Implementation of a Feed Forward Network and various Optimization Algorithms for training the same. The implementation is from scratch and is based on numpy. The task to be performed is multi-class classification. Fashion MNIST dataset is considered in this implementation. However, with minor changes the code can be adapted to other datasets too.
model = FFN(input_dim = 784, num_classes = 10, optimizer=config.optimizer, weight_decay=config.weight_decay, loss_fn= config.loss_fn)
How to add a Hidden Layer to the network.
model.add_layer(config.hidden_layer_size, weight_init_method=config.weight_init, activation_func=config.activation_func)
Write code for the new optimizer in 'optimizers.py', and also add condition to invoke the optimizer in the if condition present in train function of 'nn.py'
# optimizers.py
def new_optimizer(ffn, train_images, train_labels, val = None, epochs =1 , lr = 0.001, batch_size = 1, opt_specific_params):
#Write code for new optimizer here
#nn.py -> train function
elif self.optimizer == "new_optimizer":
new_optimizer(self, train_images, train_labels, val = val, epochs = epochs, lr = learning_rate, batch_size = batch_size, opt_specific_params)
#Also provide the default value of opt_specific_params in train function.
This is required as we are invoking the train function which is in turn invoking the optimizer.
Therefore, we require a default value of the parameters to pass to the optimizer.
#Done!
cross_entropy : Cross Entropy squared_error : Squared error.
#Define the network.
model = FFN(input_dim = 784, num_classes = 10, optimizer="vgd",weight_decay=0.001, loss_fn="cross_entropy")

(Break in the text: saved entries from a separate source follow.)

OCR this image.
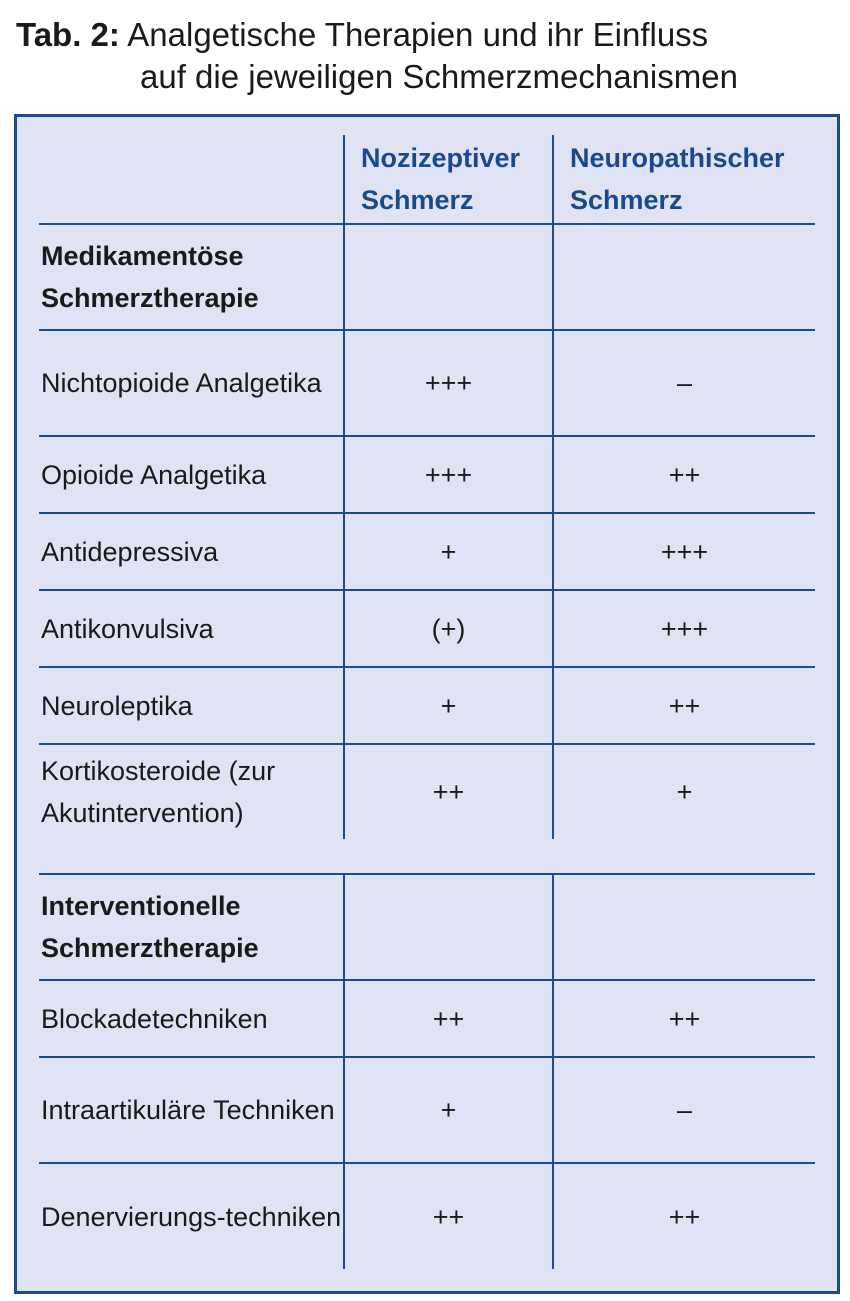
Tab. 2: Analgetische Therapien und ihr Einfluss
auf die jeweiligen Schmerzmechanismen
	Nozizeptiver Schmerz	Neuropathischer Schmerz
Medikamentöse Schmerztherapie		
Nichtopioide Analgetika	+++	–
Opioide Analgetika	+++	++
Antidepressiva	+	+++
Antikonvulsiva	(+)	+++
Neuroleptika	+	++
Kortikosteroide (zur Akutintervention)	++	+

Interventionelle Schmerztherapie		
Blockadetechniken	++	++
Intraartikuläre Techniken	+	–
Denervierungs-techniken	++	++
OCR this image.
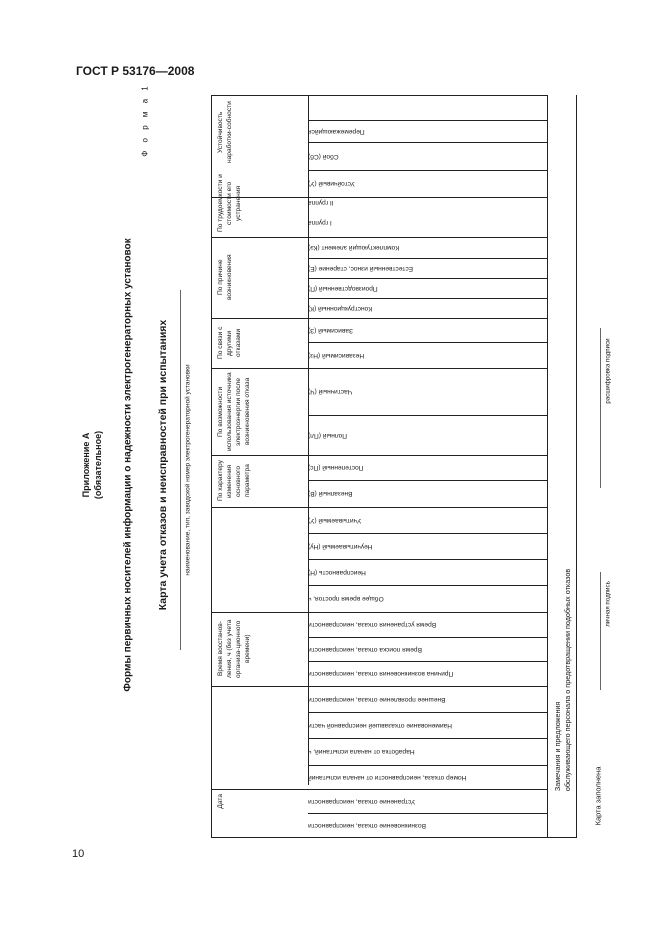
ГОСТ Р 53176—2008
10
Приложение А (обязательное) Формы первичных носителей информации о надежности электрогенераторных установок
Ф о р м а 1
Карта учета отказов и неисправностей при испытаниях наименование, тип, заводской номер электрогенераторной установки
Возникновение отказа, неисправности
Устранение отказа, неисправности
Номер отказа, неисправности от начала испытаний
Наработка от начала испытаний, ч
Наименование отказавшей неисправной части
Внешнее проявление отказа, неисправности
Причина возникновения отказа, неисправности
Время поиска отказа, неисправности
Время устранения отказа, неисправности
Общее время простоя, ч
Неисправность (Н)
Неучитываемый (Ну)
Учитываемый (У)
Внезапный (В)
Постепенный (Пс)
Полный (Пл)
Частичный (Ч)
Независимый (Нз)
Зависимый (З)
Конструкционный (К)
Производственный (П)
Естественный износ, старение (Е)
Комплектующий элемент (Кэ)
I группа
II группа
Устойчивый (У)
Сбой (Сб)
Перемежающийся
Устойчивость наработки-собности
По трудоемкости и стоимости его устранения
По причине возникновения
По связи с другими отказами
По возможности использования источника электроэнергии после возникновения отказа
По характеру изменения основного параметра
Время восстанов-ления, ч (без учета организа-ционного времени)
Дата
Замечания и предложения обслуживающего персонала о предотвращении подобных отказов
Карта заполнена
личная подпись
расшифровка подписи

#Add the requisite hidden layers.
model.add_layer(config.hidden_layer_size, weight_init_method=config.weight_init, activation_func=config.activation_func)
#Add last layer
model.add_layer(10,weight_init_method="xavier_init",activation_func="linear")
#Train the model
model.train(train_images, train_labels, val = (val_images, val_labels), learning_rate= 0.0001, batch_size=128,epochs=10)
train_images, train_labels, val_images, val_labels, test_images, test_labels = preprocess(train_images, train_labels, test_images, test_labels, val_size)
#Loads our trained model
with open('model_pkl' , 'rb') as f:
ffn = pickle.load(f)
#Uses it to get predictions on the test set.
test_pred = ffn.get_prediction(test_images)
# In wandb_sweep.py
#First Set your project name and username
wandb.init(project=project_name, entity=entity)
#To add a new agent to an existing sweep, comment next line and directly put sweep_id in wandb.agent
sweep_id = wandb.sweep(sweep_config, project=project_name, entity=entity)
wandb.agent(sweep_id, project=project_name, function=train_wandb)
#Change the config_sweep as per the need, to sweeo using different strategy.